La crisis energética en Cuba ha alcanzado niveles alarmantes. Las autoridades estiman que este viernes el suministro eléctrico se reducirá, en promedio, a apenas un par de horas para sus 9.7 millones de habitantes. El déficit proyectado provocará que el mayor corte programado de la jornada afecte de manera simultánea al 65 % del territorio nacional.
Esta situación agrava un escenario crítico que se prolonga desde hace dos años. El panorama se ha recrudecido significativamente desde enero de 2026 debido al asedio petrolero impuesto por los Estados Unidos. Dicho bloqueo ha provocado una paralización casi absoluta de la economía isleña y ha desatado fuertes oleadas de descontento social, manifestadas en cacerolazos, quemas de basura y protestas pacíficas callejeras, principalmente en La Habana.
La Unión Eléctrica (UNE), entidad adscrita al Ministerio de Energía y Minas (Minem), presentó un balance técnico que refleja la inviabilidad operativa del Sistema Electroenergético Nacional (SEN) para cubrir las horas pico de la tarde-noche:
Demanda máxima estimada: 3,050 megavatios (MW).

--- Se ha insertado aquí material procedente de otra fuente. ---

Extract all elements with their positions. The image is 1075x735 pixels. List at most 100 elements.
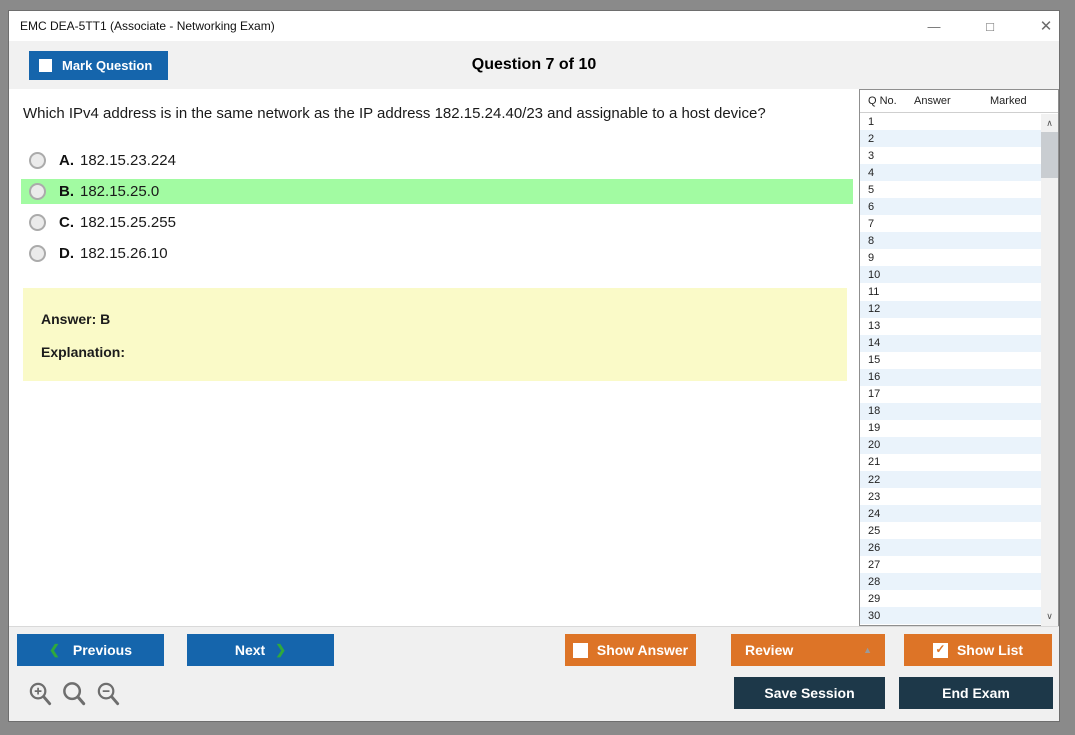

Capacidad de generación disponible: 1,090 megavatios (MW).
Déficit del sistema: 1,960 MW.
Afectación programada (desconexión forzosa): Alcanzará los 1,990 MW con el fin de evitar un colapso general desordenado.
La crisis se agudizó tras confirmarse que la central termoeléctrica Antonio Guiteras, la infraestructura de generación más grande de Cuba, volvió a salir del sistema debido a una falla técnica. Esta salida representa su quinta avería en las últimas cinco semanas y la undécima en lo que va del año 2026.
Con este evento, el país reporta 7 de sus 16 unidades de generación fuera de servicio por mantenimiento o roturas estructurales. La obsolescencia y la profunda falta de inversión económica provocan que estas plantas sufran desperfectos constantemente.